C. H. SPURGEON: God’s great visit to us is the incarnation of our blessed Lord and Saviour Jesus Christ…This is the heart of the gospel—the incomparable fact of the incarnation of the Son of God, His dwelling upon the earth, and His presentation of Himself as a sacrifice unto God…Sin had separated between God and man; but the incarnation bridges the separation: it is a prelude to the atoning sacrifice, but it is a prelude full of the richest hope. From henceforth, when God looks upon man, He will remember that His own Son is a man. From this day forth, when He beholds the sinner, if His wrath should burn, He will remember that His own Son, as man, stood in the sinner’s place, and bore the sinner’s doom.
THOMAS WATSON: He was poor, that He might make us rich. He was born of a virgin that we might be born of God. He took our flesh, that He might give us His Spirit. He lay in the manger, that we may lie in paradise.

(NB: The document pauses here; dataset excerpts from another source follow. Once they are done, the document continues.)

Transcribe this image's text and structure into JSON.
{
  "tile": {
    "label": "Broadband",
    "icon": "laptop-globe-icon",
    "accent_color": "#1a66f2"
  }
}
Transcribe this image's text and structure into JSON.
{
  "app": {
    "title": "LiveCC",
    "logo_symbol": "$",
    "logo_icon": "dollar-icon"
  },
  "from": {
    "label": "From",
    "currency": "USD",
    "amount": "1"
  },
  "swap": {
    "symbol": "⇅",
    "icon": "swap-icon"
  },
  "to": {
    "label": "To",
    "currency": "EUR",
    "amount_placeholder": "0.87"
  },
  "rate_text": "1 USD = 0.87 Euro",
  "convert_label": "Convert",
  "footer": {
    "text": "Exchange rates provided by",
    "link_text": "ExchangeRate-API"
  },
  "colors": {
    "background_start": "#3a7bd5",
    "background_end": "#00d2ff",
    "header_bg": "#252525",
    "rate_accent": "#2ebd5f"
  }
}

C. H. SPURGEON: Consider, again, the incarnation of Christ, and you will rightly say, that His name deserveth to be called “Wonderful.” Oh! world of wonders, what is that I see? The Eternal of ages, whose hair is white like wool, as white as snow, becomes an infant―Oh wonder of wonders!
THOMAS WATSON: That the ancient of Days should be born. That He who thunders in the heavens should cry in the cradle…that a virgin should conceive; that Christ should be made of a woman, and of that woman which [He] Himself made.
AUGUSTINE (354-430): Man’s maker was made man.
C. H. SPURGEON: Can it be? Ye angels, are ye not astonished?
MARTYN LLOYD-JONES: Oh, the glory and the wonder of it all!
A. W. PINK: Yes, we behold His glory—the glory of an infinite condescension, the glory of a matchless grace, the glory of a fathomless love.